O livro “O Apóstolo do Século XX” de Weimar Muniz de Oliveira, Vice-Presidente da ABRAME (Associação Brasileira dos Magistrados Espíritas), em que trata-se de pesquisa com base em mais de cinqüenta obras biográficas sobre o médium Francisco Cândido Xavier. Escrito em estilo agradável, simples, escorreito e elegante, dele extraímos o seguinte trecho:

 

Amor pela Multidão

A exemplo de Jesus que amava a multidão, Chico demonstrava uma especial atração pelo povo, com o qual sempre se preocupou ao longo de sua atividade missionária.

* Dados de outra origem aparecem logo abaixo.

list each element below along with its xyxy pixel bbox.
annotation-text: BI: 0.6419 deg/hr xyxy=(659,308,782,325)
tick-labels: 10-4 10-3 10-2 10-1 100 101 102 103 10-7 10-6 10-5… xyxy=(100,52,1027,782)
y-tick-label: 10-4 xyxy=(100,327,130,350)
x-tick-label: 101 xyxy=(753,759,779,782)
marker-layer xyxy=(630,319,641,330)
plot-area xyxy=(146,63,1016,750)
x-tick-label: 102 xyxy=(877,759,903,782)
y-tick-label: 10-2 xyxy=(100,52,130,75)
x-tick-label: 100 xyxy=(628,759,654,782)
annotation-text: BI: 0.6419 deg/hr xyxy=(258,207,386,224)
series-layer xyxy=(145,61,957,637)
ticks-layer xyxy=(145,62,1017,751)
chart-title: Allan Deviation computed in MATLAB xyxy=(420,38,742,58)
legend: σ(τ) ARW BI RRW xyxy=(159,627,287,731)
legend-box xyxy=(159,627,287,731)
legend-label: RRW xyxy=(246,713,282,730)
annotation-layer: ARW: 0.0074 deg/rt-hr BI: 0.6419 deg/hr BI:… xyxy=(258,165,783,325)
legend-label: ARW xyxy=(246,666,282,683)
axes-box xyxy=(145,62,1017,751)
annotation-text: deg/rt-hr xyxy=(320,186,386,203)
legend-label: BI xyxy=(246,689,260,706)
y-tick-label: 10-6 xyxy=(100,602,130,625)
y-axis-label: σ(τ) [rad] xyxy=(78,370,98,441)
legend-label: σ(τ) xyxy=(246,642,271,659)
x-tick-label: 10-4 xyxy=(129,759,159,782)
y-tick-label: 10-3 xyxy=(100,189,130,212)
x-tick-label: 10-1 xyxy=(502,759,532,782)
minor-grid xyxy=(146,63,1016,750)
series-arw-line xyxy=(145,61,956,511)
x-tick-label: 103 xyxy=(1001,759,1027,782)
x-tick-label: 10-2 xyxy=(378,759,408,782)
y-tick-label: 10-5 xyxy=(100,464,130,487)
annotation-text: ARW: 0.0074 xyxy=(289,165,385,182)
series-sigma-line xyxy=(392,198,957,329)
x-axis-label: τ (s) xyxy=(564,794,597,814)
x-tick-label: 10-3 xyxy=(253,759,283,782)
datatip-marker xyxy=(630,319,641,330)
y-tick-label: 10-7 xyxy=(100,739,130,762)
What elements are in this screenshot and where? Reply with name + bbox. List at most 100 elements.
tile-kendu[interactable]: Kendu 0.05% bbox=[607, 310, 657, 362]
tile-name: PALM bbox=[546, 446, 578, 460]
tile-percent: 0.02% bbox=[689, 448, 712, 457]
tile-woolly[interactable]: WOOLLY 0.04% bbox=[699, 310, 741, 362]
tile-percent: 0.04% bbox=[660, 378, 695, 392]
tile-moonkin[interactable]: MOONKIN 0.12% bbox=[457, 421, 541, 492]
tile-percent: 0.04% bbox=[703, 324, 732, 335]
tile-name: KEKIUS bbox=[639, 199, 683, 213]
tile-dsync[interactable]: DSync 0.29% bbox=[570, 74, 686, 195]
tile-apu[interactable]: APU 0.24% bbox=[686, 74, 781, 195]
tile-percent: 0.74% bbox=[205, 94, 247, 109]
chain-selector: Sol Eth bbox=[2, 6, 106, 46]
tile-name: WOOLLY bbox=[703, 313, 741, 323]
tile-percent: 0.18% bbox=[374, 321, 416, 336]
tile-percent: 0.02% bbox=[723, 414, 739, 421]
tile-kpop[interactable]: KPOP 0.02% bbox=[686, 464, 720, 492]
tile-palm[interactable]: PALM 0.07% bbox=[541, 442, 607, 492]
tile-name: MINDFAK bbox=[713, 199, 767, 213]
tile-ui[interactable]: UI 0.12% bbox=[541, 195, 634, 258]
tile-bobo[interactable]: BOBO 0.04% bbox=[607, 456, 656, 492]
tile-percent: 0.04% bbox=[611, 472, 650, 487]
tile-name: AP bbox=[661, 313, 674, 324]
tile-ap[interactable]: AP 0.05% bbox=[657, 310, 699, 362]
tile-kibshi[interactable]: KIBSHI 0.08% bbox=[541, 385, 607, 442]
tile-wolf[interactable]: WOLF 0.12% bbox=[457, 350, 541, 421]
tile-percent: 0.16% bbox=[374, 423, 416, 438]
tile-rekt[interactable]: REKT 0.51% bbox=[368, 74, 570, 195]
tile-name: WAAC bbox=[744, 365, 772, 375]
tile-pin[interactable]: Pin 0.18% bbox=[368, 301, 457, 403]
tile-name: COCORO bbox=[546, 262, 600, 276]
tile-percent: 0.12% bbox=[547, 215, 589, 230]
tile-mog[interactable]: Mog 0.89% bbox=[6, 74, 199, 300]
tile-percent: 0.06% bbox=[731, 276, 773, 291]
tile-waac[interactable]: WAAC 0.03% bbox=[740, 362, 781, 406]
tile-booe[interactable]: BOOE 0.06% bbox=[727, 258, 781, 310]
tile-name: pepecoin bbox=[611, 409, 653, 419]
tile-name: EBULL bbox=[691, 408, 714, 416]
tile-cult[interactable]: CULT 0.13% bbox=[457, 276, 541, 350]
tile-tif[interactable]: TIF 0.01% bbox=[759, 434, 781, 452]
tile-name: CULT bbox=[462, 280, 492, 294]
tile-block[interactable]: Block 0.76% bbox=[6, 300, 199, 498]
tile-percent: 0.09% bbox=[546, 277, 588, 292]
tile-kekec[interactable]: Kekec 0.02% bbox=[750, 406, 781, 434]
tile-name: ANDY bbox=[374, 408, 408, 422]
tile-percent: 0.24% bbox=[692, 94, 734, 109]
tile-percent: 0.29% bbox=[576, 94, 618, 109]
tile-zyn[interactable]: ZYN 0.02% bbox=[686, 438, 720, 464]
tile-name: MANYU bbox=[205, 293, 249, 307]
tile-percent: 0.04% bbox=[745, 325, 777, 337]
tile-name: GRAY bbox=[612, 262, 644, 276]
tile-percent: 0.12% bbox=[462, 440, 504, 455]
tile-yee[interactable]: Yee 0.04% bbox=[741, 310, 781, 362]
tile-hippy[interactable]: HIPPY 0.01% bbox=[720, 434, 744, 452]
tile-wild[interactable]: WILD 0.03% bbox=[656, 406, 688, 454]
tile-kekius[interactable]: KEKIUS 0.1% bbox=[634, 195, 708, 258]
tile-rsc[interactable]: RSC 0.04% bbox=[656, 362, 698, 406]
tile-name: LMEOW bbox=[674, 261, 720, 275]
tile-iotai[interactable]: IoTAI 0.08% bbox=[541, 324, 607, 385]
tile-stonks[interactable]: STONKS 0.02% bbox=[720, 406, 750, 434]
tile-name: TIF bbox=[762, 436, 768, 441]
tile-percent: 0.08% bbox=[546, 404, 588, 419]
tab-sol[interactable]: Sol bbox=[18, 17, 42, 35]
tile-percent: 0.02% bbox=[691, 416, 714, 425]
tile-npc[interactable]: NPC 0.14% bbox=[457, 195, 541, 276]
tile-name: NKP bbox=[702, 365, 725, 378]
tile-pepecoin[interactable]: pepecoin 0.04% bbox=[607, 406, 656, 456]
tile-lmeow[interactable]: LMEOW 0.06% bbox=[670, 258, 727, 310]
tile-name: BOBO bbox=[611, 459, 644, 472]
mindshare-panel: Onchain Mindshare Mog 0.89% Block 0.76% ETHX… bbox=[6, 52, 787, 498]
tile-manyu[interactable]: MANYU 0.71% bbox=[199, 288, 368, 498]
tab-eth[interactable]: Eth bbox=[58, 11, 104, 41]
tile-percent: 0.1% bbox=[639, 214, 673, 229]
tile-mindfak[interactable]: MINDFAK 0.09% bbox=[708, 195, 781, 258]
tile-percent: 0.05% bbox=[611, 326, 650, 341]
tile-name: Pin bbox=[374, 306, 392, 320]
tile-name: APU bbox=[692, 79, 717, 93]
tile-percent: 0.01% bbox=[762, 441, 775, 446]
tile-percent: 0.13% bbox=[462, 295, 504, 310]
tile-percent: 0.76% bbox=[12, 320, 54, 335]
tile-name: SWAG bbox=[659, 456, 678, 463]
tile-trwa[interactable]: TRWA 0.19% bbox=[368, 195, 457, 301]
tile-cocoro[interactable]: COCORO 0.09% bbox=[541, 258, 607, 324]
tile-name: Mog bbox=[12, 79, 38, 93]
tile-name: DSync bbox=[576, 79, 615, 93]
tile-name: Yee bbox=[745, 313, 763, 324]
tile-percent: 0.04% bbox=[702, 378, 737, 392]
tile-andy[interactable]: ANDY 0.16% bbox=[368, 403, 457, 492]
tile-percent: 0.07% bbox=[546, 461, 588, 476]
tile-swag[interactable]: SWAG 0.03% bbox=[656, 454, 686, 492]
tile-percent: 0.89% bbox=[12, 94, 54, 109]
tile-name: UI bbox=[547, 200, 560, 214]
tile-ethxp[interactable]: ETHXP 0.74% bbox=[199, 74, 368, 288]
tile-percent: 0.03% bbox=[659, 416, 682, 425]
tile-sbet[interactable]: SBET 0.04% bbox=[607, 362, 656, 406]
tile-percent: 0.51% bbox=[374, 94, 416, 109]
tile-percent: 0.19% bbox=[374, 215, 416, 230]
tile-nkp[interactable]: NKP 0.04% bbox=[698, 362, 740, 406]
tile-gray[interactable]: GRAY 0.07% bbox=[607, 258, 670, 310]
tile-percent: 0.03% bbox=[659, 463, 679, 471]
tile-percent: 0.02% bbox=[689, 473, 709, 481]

Sobre o assunto, veja-se adiante, a resposta dada por Márcia Baccelli à pergunta que lhe fora formulada por Waldemir Aparecido Cuim, em entrevista concedida do Diário de Votuporanga.

- Márcia, junto ao Chico, qual foi o fato ou acontecimento que você presenciou e que se transformou num grande aprendizado?

- Certa vez, ele nos disse que a passagem que achava mais bonita no Evangelho é quando Jesus afirmava que tinha compaixão da multidão e que ele ainda mantinha esse contacto com o público, porque, ele também, tinha compaixão da multidão. Nós acreditamos que este foi um dos ensinamentos mais bonitos, porque ele poderia, realmente, ficar recluso na sua residência recebendo através da psicografia os seus livros, no entanto, ele saía e permitia que através do trabalho desenvolvido no “Grupo Espírita da Prece” possam ter outras pessoas o contato com ele, a fim de que mediante o próprio exemplo cada um procure seguí-lo e se encontre diante da própria vida.

Naturalmente que não se pretende um paralelismo entre Jesus Cristo e Francisco Cândido Xavier. O próprio médium não admitiria a comparação e a consideraria uma tolice, uma paródia e mau gosto. O próprio já houvera, repetido inúmeras vezes, que nada representava, considerando-se um cabide onde se dependuram as páginas luminosas do Consolador, ou uma parede onde se pregam as homenagens à Doutrina dos Espíritos.